Es obvio, jamás van a mostrarte el lado oscuro de sus negociados, siempre van a venderte con algún verso altruista o de avance medicinal-tecnológico sus productos, y los dispositivos que utilizan para instalarlos, como los bancos de leche. Donde muchísimas mujeres, con las mejores intenciones, de buena fe –o por la fuerza, como mi amiga donan el excedente que les sale del  pecho, pensando que es para los bebés prematuros pobres y sudamericanos, poniéndose en el lugar de las madres que pierden su leche, porque acá si algo nos sobra es solidaridad y amor. Y sí, te entiendo, yo también veía con buenos ojos los bancos de leche, hasta que me encontré con esto.

Porque si seguimos la vía farmacológica, podemos llegar hasta Pfizer, RocheBayer (¿te suena a “es bueno”?), que además de aspirinas, produce glifosato para fumigar maíz y soja transgénica, y también, claro, medicamentos. Y sí, detrás de algún verso como la lucha contra el cáncer que ellos mismos producen fumigándote o haciéndote tragar los alimentos genéticamente modificados que desbordan las góndolas de su hipermundo justifican el hecho de aislar los distintos componentes curativos que posee nuestra primera panacea universal: la leche de nuestras tetas.

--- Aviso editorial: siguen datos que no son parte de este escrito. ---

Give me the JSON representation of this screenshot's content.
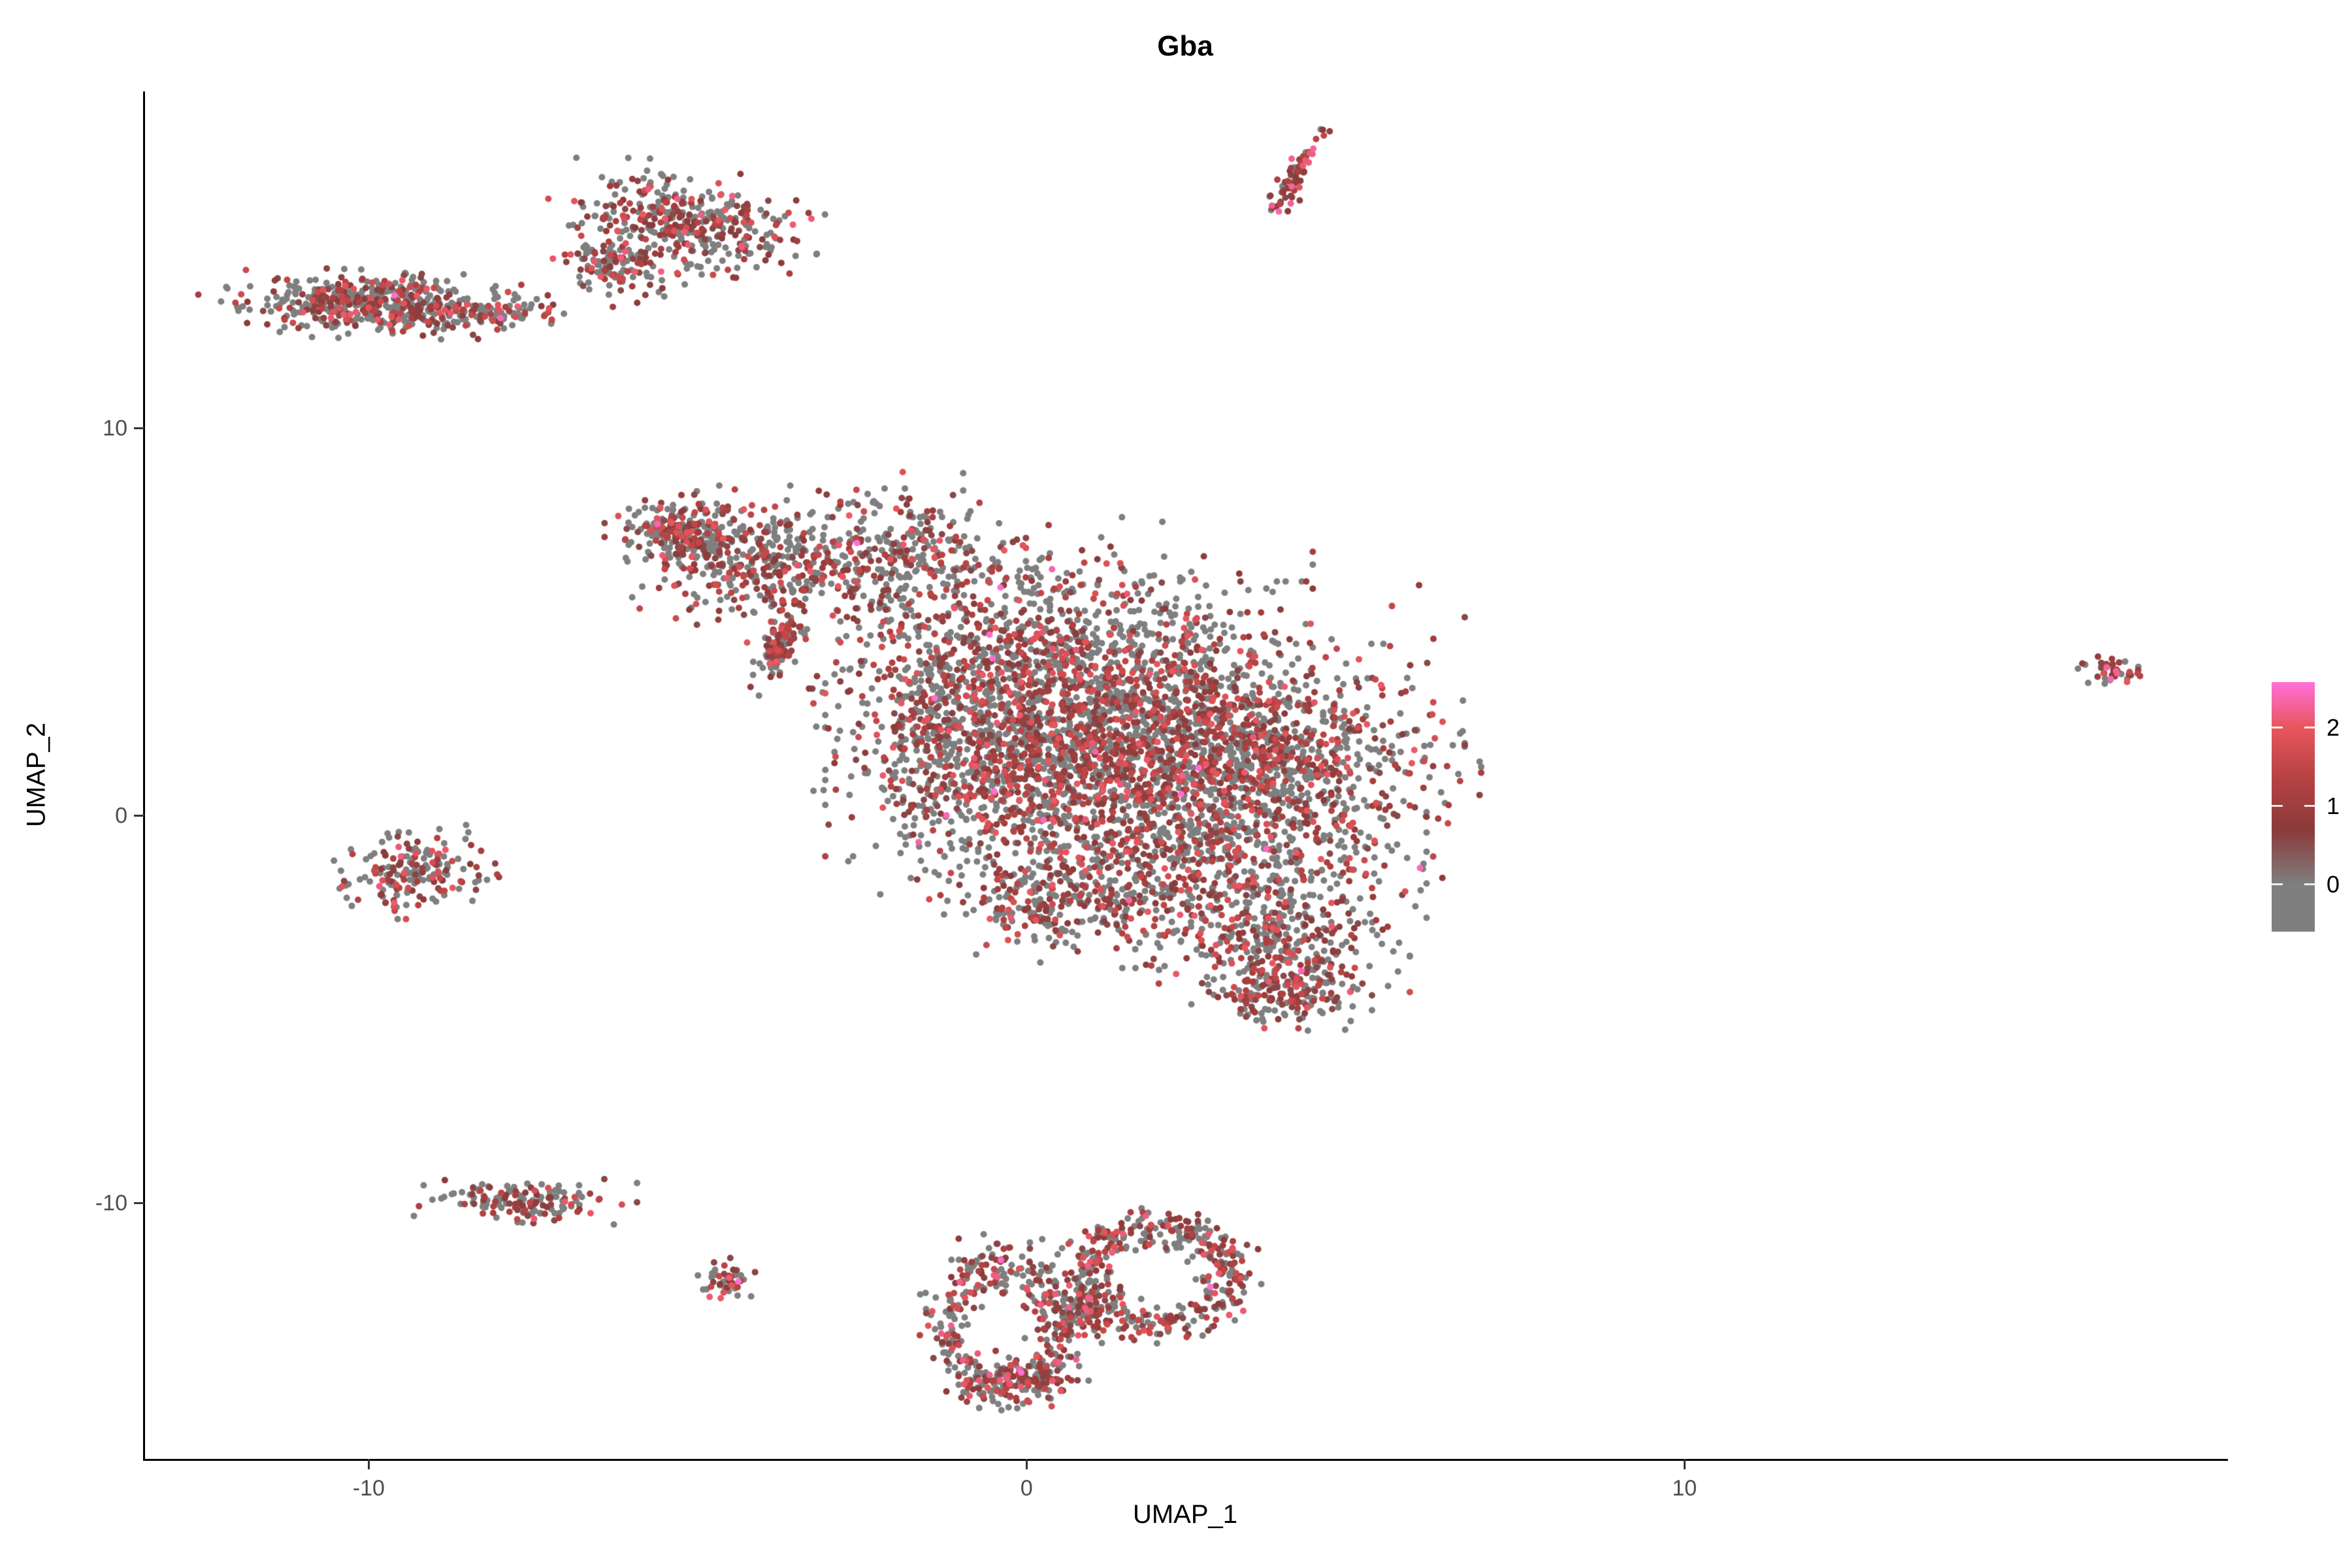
{
  "title": "Gba",
  "axes": {
    "x": {
      "label": "UMAP_1",
      "ticks": [
        {
          "value": -10,
          "label": "-10"
        },
        {
          "value": 0,
          "label": "0"
        },
        {
          "value": 10,
          "label": "10"
        }
      ]
    },
    "y": {
      "label": "UMAP_2",
      "ticks": [
        {
          "value": 10,
          "label": "10"
        },
        {
          "value": 0,
          "label": "0"
        },
        {
          "value": -10,
          "label": "-10"
        }
      ]
    }
  },
  "legend": {
    "range": [
      -0.6,
      2.58
    ],
    "ticks": [
      {
        "value": 2,
        "label": "2"
      },
      {
        "value": 1,
        "label": "1"
      },
      {
        "value": 0,
        "label": "0"
      }
    ]
  },
  "chart_data": {
    "type": "scatter",
    "title": "Gba",
    "xlabel": "UMAP_1",
    "ylabel": "UMAP_2",
    "xlim": [
      -13.41,
      18.23
    ],
    "ylim": [
      -16.6,
      18.7
    ],
    "grid": false,
    "legend_position": "right",
    "color_encoding": "Gba expression level (grey = 0, dark red = 1, red/pink = 2+)",
    "point_radius_px": 5,
    "colormap": [
      {
        "v": 0.0,
        "c": "#7F7F7F"
      },
      {
        "v": 0.7,
        "c": "#8B3A3A"
      },
      {
        "v": 1.4,
        "c": "#B94343"
      },
      {
        "v": 2.0,
        "c": "#E8565E"
      },
      {
        "v": 2.6,
        "c": "#FF70D8"
      }
    ],
    "clusters": [
      {
        "name": "topleft-band",
        "type": "gauss",
        "cx": -9.9,
        "cy": 13.2,
        "sx": 1.0,
        "sy": 0.33,
        "rot": -3,
        "n": 520,
        "expr_frac": 0.38,
        "expr_scale": 1.0
      },
      {
        "name": "topleft-band-tail",
        "type": "gauss",
        "cx": -8.2,
        "cy": 12.95,
        "sx": 0.45,
        "sy": 0.18,
        "rot": 0,
        "n": 60,
        "expr_frac": 0.3,
        "expr_scale": 1.0
      },
      {
        "name": "top-blob",
        "type": "gauss",
        "cx": -5.2,
        "cy": 15.3,
        "sx": 0.8,
        "sy": 0.55,
        "rot": -20,
        "n": 380,
        "expr_frac": 0.45,
        "expr_scale": 1.1
      },
      {
        "name": "top-blob-tail",
        "type": "gauss",
        "cx": -6.3,
        "cy": 14.2,
        "sx": 0.28,
        "sy": 0.4,
        "rot": 30,
        "n": 120,
        "expr_frac": 0.45,
        "expr_scale": 1.1
      },
      {
        "name": "top-streak",
        "type": "gauss",
        "cx": 4.1,
        "cy": 16.55,
        "sx": 0.09,
        "sy": 0.55,
        "rot": -17,
        "n": 70,
        "expr_frac": 0.75,
        "expr_scale": 1.2
      },
      {
        "name": "far-right",
        "type": "gauss",
        "cx": 16.5,
        "cy": 3.7,
        "sx": 0.22,
        "sy": 0.18,
        "rot": 0,
        "n": 42,
        "expr_frac": 0.75,
        "expr_scale": 1.3
      },
      {
        "name": "left-small",
        "type": "gauss",
        "cx": -9.3,
        "cy": -1.45,
        "sx": 0.5,
        "sy": 0.45,
        "rot": 0,
        "n": 190,
        "expr_frac": 0.4,
        "expr_scale": 1.1
      },
      {
        "name": "left-low-band",
        "type": "gauss",
        "cx": -7.6,
        "cy": -9.95,
        "sx": 0.62,
        "sy": 0.25,
        "rot": -5,
        "n": 150,
        "expr_frac": 0.45,
        "expr_scale": 1.0
      },
      {
        "name": "small-dot",
        "type": "gauss",
        "cx": -4.6,
        "cy": -12.0,
        "sx": 0.22,
        "sy": 0.25,
        "rot": 0,
        "n": 48,
        "expr_frac": 0.55,
        "expr_scale": 1.1
      },
      {
        "name": "main-arm-tip",
        "type": "gauss",
        "cx": -5.2,
        "cy": 7.3,
        "sx": 0.45,
        "sy": 0.4,
        "rot": 0,
        "n": 240,
        "expr_frac": 0.45,
        "expr_scale": 1.0
      },
      {
        "name": "main-arm",
        "type": "gauss",
        "cx": -3.9,
        "cy": 6.5,
        "sx": 0.8,
        "sy": 0.75,
        "rot": 0,
        "n": 380,
        "expr_frac": 0.45,
        "expr_scale": 1.0
      },
      {
        "name": "main-arm-upper",
        "type": "gauss",
        "cx": -1.9,
        "cy": 6.8,
        "sx": 0.7,
        "sy": 0.9,
        "rot": 0,
        "n": 260,
        "expr_frac": 0.4,
        "expr_scale": 1.0
      },
      {
        "name": "main-streak",
        "type": "gauss",
        "cx": -3.75,
        "cy": 4.35,
        "sx": 0.12,
        "sy": 0.5,
        "rot": -15,
        "n": 110,
        "expr_frac": 0.5,
        "expr_scale": 1.0
      },
      {
        "name": "main-core-a",
        "type": "gauss",
        "cx": 0.3,
        "cy": 4.2,
        "sx": 1.5,
        "sy": 1.3,
        "rot": 0,
        "n": 900,
        "expr_frac": 0.45,
        "expr_scale": 1.0
      },
      {
        "name": "main-core-b",
        "type": "gauss",
        "cx": 1.8,
        "cy": 2.0,
        "sx": 1.8,
        "sy": 1.5,
        "rot": 0,
        "n": 1500,
        "expr_frac": 0.45,
        "expr_scale": 1.0
      },
      {
        "name": "main-core-right",
        "type": "gauss",
        "cx": 3.4,
        "cy": 1.2,
        "sx": 1.3,
        "sy": 1.2,
        "rot": 0,
        "n": 800,
        "expr_frac": 0.45,
        "expr_scale": 1.0
      },
      {
        "name": "main-left-fill",
        "type": "gauss",
        "cx": 0.0,
        "cy": 1.0,
        "sx": 1.2,
        "sy": 1.2,
        "rot": 0,
        "n": 600,
        "expr_frac": 0.42,
        "expr_scale": 1.0
      },
      {
        "name": "main-left-edge",
        "type": "gauss",
        "cx": -1.3,
        "cy": 2.2,
        "sx": 0.6,
        "sy": 1.2,
        "rot": 0,
        "n": 200,
        "expr_frac": 0.4,
        "expr_scale": 1.0
      },
      {
        "name": "main-lower",
        "type": "gauss",
        "cx": 2.3,
        "cy": -1.5,
        "sx": 1.4,
        "sy": 0.9,
        "rot": 0,
        "n": 550,
        "expr_frac": 0.45,
        "expr_scale": 1.0
      },
      {
        "name": "main-left-spur",
        "type": "gauss",
        "cx": 0.2,
        "cy": -2.3,
        "sx": 0.65,
        "sy": 0.55,
        "rot": 0,
        "n": 170,
        "expr_frac": 0.42,
        "expr_scale": 1.0
      },
      {
        "name": "main-lower-right",
        "type": "gauss",
        "cx": 3.8,
        "cy": -3.3,
        "sx": 0.75,
        "sy": 0.7,
        "rot": 0,
        "n": 320,
        "expr_frac": 0.48,
        "expr_scale": 1.0
      },
      {
        "name": "main-tip",
        "type": "gauss",
        "cx": 3.9,
        "cy": -4.6,
        "sx": 0.5,
        "sy": 0.35,
        "rot": 0,
        "n": 160,
        "expr_frac": 0.5,
        "expr_scale": 1.0
      },
      {
        "name": "bottom-left-ring",
        "type": "ring",
        "cx": -0.35,
        "cy": -13.2,
        "r": 0.9,
        "thick": 0.2,
        "vscale": 1.8,
        "n": 380,
        "expr_frac": 0.5,
        "expr_scale": 1.1
      },
      {
        "name": "bottom-right-ring",
        "type": "ring",
        "cx": 2.0,
        "cy": -11.9,
        "r": 1.1,
        "thick": 0.2,
        "vscale": 1.15,
        "n": 400,
        "expr_frac": 0.5,
        "expr_scale": 1.1
      },
      {
        "name": "bottom-bridge",
        "type": "gauss",
        "cx": 0.8,
        "cy": -12.8,
        "sx": 0.3,
        "sy": 0.3,
        "rot": 0,
        "n": 80,
        "expr_frac": 0.5,
        "expr_scale": 1.1
      },
      {
        "name": "bottom-tail",
        "type": "gauss",
        "cx": -0.1,
        "cy": -14.5,
        "sx": 0.4,
        "sy": 0.22,
        "rot": 0,
        "n": 90,
        "expr_frac": 0.5,
        "expr_scale": 1.2
      },
      {
        "name": "bottom-outliers",
        "type": "gauss",
        "cx": 1.4,
        "cy": -10.9,
        "sx": 0.5,
        "sy": 0.3,
        "rot": 0,
        "n": 16,
        "expr_frac": 0.3,
        "expr_scale": 1.0
      }
    ]
  }
}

¿A qué o quién entonces estamos entregando inocentemente nuestra información genética? ¿A Nestlé y sus leches maternizadas o fortificadas con tal y cual cosa? ¿A Prolacta y sus frasquitos para bebés del primer mundo? ¿A Monsanto y su largo prontuario de modificar seres vivos genéticamente, y donde hay guerra, si se me permite considerar el agente naranja o el gas sarín como armas químicas, matar callando a millones de seres humanos? ¿A Pfizer, que ya tiene un historial de experimentación con seres humanos sin su consentimiento? ¿A Bayer  que, si nos remontamos a la Segunda Guerra Mundial, tenía sus laboratorios al lado del campo de concentración de Auschwitz, donde ponían a trabajar a los prisioneros en fabricar el mismo ácido cianhídrico –gas Zyklon B, como bautizaron a este, en principio, ¡oh casualidad!, pesticida– que utilizaban para exterminarlos a ellos y a sus familias? Como bien anota Walter Graziano, en su libro “Hitler ganó la guerra”, curiosamente ni una sola bomba de los aviones aliados le hizo siquiera una gotera en el techo a los laboratorios de Bayer.

Volvamos entonces al primer “Nah, no se van a atrever a tanto”, y repensémoslo un segundo. Mujeres, pongámosle el pecho a esta causa. Que va mucho más allá de los géneros y los devenires identitarios que quieras. Porque, seas quien seas, contame ¿qué fue lo primero que comiste cuando llegaste a este mundo?